Implementing a New Feature

Start a session to build a new feature.

Inside that session you can:

  • discuss design decisions
  • modify multiple files
  • run build commands
  • iterate on implementation
  • generate a pull request

All related work remains grouped and traceable.

Debugging an Issue

Use a dedicated session when debugging.

You can:

  • run diagnostic commands
  • insert temporary logging
  • test alternative fixes
  • revert changes safely

This keeps debugging isolated from feature work.

Trying Alternative Approaches

If you want to test different implementations:

  • create separate sessions
  • explore each approach independently
  • compare results
  • promote the preferred implementation

Each session maintains its own execution trail.

Exploration and Analysis

Sessions are not limited to code changes.

You can use a session to:

  • understand architecture
  • map dependencies
  • analyze performance bottlenecks
  • generate documentation
  • explain system behavior

Even if no code is changed, the reasoning history remains preserved.

Sessions, Tasks, and Trials

Sessions exist within a broader execution structure.

  • A Task defines the objective (for example: “Add E2E tests”).
  • A Trial represents a structured attempt to complete that task.
  • A Session captures the live interaction and execution inside that trial.

When working under a defined task, sessions are typically created within a trial.

However, sessions can also exist independently for exploratory or ad hoc work.

This separation allows:

  • multiple sessions under a single task
  • multiple trials for different solution paths
  • clear distinction between intent and execution

Persistence and History

Sessions retain:

  • full conversation history
  • command output logs
  • file modification traces
  • branch context

They do not automatically reset or discard past information.

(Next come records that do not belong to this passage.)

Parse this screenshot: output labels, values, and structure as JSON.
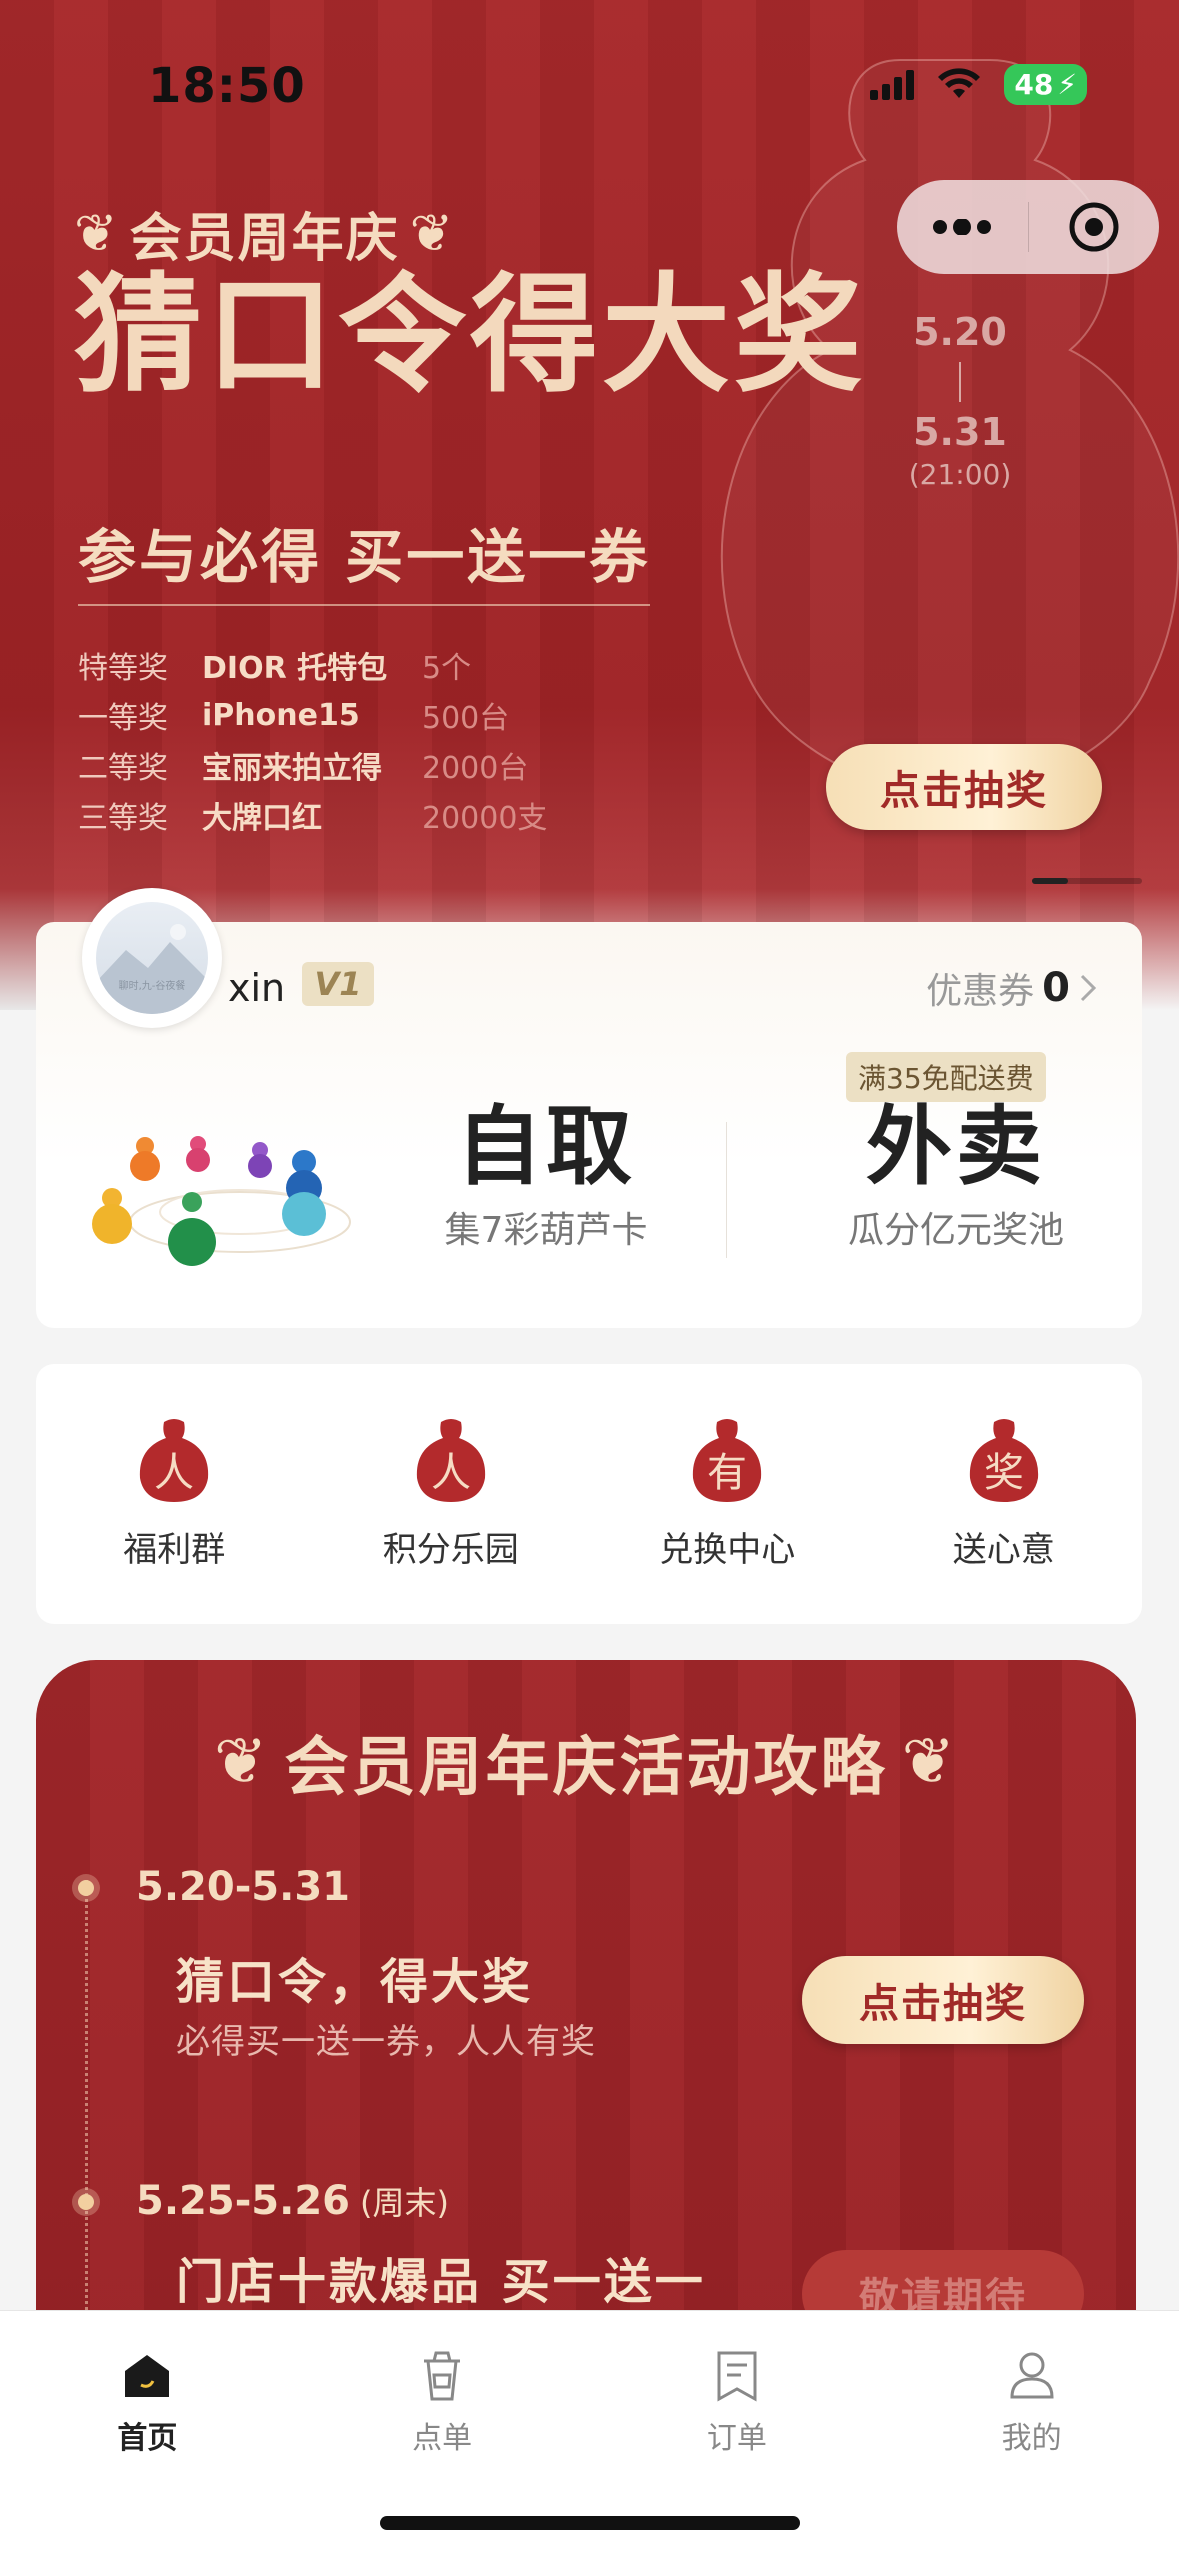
{
  "status_bar": {
    "time": "18:50",
    "battery": "48"
  },
  "hero": {
    "subtitle": "会员周年庆",
    "title": "猜口令得大奖",
    "date_start": "5.20",
    "date_end": "5.31",
    "date_time": "(21:00)",
    "tagline": "参与必得  买一送一券",
    "prizes": [
      {
        "level": "特等奖",
        "name": "DIOR 托特包",
        "qty": "5个"
      },
      {
        "level": "一等奖",
        "name": "iPhone15",
        "qty": "500台"
      },
      {
        "level": "二等奖",
        "name": "宝丽来拍立得",
        "qty": "2000台"
      },
      {
        "level": "三等奖",
        "name": "大牌口红",
        "qty": "20000支"
      }
    ],
    "draw_button": "点击抽奖"
  },
  "member": {
    "avatar_caption": "聊时,九-谷夜餐",
    "username": "xin",
    "level": "V1",
    "coupon_label": "优惠券",
    "coupon_count": "0",
    "pickup_title": "自取",
    "pickup_desc": "集7彩葫芦卡",
    "delivery_tag": "满35免配送费",
    "delivery_title": "外卖",
    "delivery_desc": "瓜分亿元奖池"
  },
  "quick_actions": [
    {
      "glyph": "人",
      "label": "福利群"
    },
    {
      "glyph": "人",
      "label": "积分乐园"
    },
    {
      "glyph": "有",
      "label": "兑换中心"
    },
    {
      "glyph": "奖",
      "label": "送心意"
    }
  ],
  "guide": {
    "title": "会员周年庆活动攻略",
    "items": [
      {
        "date": "5.20-5.31",
        "weekday": "",
        "title": "猜口令，得大奖",
        "desc": "必得买一送一券，人人有奖",
        "button": "点击抽奖"
      },
      {
        "date": "5.25-5.26",
        "weekday": "(周末)",
        "title": "门店十款爆品 买一送一",
        "desc": "",
        "button": "敬请期待"
      }
    ]
  },
  "tabs": [
    {
      "label": "首页",
      "icon": "home-icon",
      "active": true
    },
    {
      "label": "点单",
      "icon": "cup-icon",
      "active": false
    },
    {
      "label": "订单",
      "icon": "receipt-icon",
      "active": false
    },
    {
      "label": "我的",
      "icon": "profile-icon",
      "active": false
    }
  ],
  "colors": {
    "brand_red": "#a3272a",
    "gold": "#f5dcc0",
    "active_green": "#35c759"
  }
}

Returning to a session restores its working context.

Execution Scope

All execution within a session:

  • runs inside the project’s sandboxed workspace
  • respects deployment-time configuration
  • uses defined environment variables
  • follows repository review and merge workflows

Sessions do not automatically merge changes into the main branch.

All updates follow the configured approval process.

When to Start a New Session

Create a new session when:

  • the scope of work changes
  • you want a clean execution history
  • you are testing a different implementation strategy
  • you want to isolate experimental work
  • you are switching from feature development to debugging

Keeping sessions scoped improves clarity, reviewability, and traceability.